Monday, 14 May 2012

Smokey Tom and the Virgin Mary



The trouble with not blogging regularly is that so many things happen it is hard to decide what to write about. Not only that, but the details get fuzzy.
So here is start on some things that have been going on:

Last Saturday morning, I attended a service at St. Thomas’s Church in Toronto to honour the Virgin Mary.   Her month is the merry month of May apparently.  In a brief homily, Fr. Jonathan Eayrs described how May, not April,  is really springtime here in southern Ontario (although today felt more like summer – more on that later).  


Creation rises anew. Mary provides (a symbol of) the connection between the divine and the material world.  Unfortunately, I forget what else he said, but it related to these lines of this hymn addressing Mary:

One in joyful songs of praise,
Let us pass from mournful days
To the Paschal mystery:
God arose who lived in thee!
Virgo Maria

Mother, let thy risen King
Rise in us a living spring
Virgo Maria
(French mediaeval melody harmonized by R. V. Williams)


I like  the pun on spring and the line, "God arose who lived in thee." Creation is not fallen by its very nature but, alas, only becomes so by what we do to it.


Also on a further tangent, I like to think that every baby is an incarnation of divine purpose, not only Jesus.  And I admire both Mary and Joseph’s courage in rejecting social pressure to feel guilty (the former) or to punish (the latter). 

But what I enjoyed most about this service was the procession to the Lady Chapel (Smokey Tom’s is Anglo-Catholic and considered nosebleed high by most other Anglicans around here).

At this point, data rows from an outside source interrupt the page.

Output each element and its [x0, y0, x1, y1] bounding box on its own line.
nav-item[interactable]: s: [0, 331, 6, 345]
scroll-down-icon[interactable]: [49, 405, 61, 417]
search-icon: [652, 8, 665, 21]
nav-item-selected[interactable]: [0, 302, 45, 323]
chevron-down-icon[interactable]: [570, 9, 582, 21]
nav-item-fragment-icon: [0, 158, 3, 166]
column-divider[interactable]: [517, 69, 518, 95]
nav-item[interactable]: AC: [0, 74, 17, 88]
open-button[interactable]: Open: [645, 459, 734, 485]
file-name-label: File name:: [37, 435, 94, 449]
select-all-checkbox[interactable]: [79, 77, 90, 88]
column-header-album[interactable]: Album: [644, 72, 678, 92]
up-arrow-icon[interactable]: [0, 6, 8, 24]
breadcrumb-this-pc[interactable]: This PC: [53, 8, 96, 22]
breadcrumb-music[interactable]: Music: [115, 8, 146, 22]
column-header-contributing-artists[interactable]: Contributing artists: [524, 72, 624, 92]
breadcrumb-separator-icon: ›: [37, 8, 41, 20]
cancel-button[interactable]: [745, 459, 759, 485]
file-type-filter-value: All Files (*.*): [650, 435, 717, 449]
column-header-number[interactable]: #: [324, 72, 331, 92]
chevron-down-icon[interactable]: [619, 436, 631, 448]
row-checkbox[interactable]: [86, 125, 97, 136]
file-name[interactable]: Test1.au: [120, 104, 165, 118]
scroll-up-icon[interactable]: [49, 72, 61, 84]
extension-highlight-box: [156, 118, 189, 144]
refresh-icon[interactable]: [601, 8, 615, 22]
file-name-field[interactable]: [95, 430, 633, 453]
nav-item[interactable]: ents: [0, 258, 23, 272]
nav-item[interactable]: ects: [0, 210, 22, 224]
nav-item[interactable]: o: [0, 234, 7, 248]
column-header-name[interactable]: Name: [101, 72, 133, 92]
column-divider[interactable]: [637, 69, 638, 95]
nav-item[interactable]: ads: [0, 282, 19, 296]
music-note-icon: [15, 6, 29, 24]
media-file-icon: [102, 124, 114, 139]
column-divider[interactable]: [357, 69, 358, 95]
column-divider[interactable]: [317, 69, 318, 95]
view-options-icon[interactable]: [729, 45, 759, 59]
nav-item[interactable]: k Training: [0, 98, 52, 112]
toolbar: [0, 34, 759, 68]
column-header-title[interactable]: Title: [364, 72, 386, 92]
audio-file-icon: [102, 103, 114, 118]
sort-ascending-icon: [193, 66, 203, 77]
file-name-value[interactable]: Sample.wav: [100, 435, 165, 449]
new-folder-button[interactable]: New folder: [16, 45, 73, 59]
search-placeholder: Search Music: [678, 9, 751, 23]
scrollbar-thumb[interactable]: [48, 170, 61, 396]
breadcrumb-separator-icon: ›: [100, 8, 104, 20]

Why a  ladder was leaning against the wall beside a statue of the Virgin Mary puzzled me until it became apparent that a small boy, dressed in a red cassock and white surplice, was going to climb it to put a wreathe of flowers on the Virgin’s head:



 He made his way ever higher up the ladder but kept treading on his vestments and stopping to get unstuck. Finally she was crowned. It was delightful. That’s the way I like my liturgy.

And that was Saturday morning.

1 comment:

  1. "...every baby is an incarnation of divine purpose..." Couldn't articulate it so succinctly or elegantly, but yes, it is how I feel too. Thank you.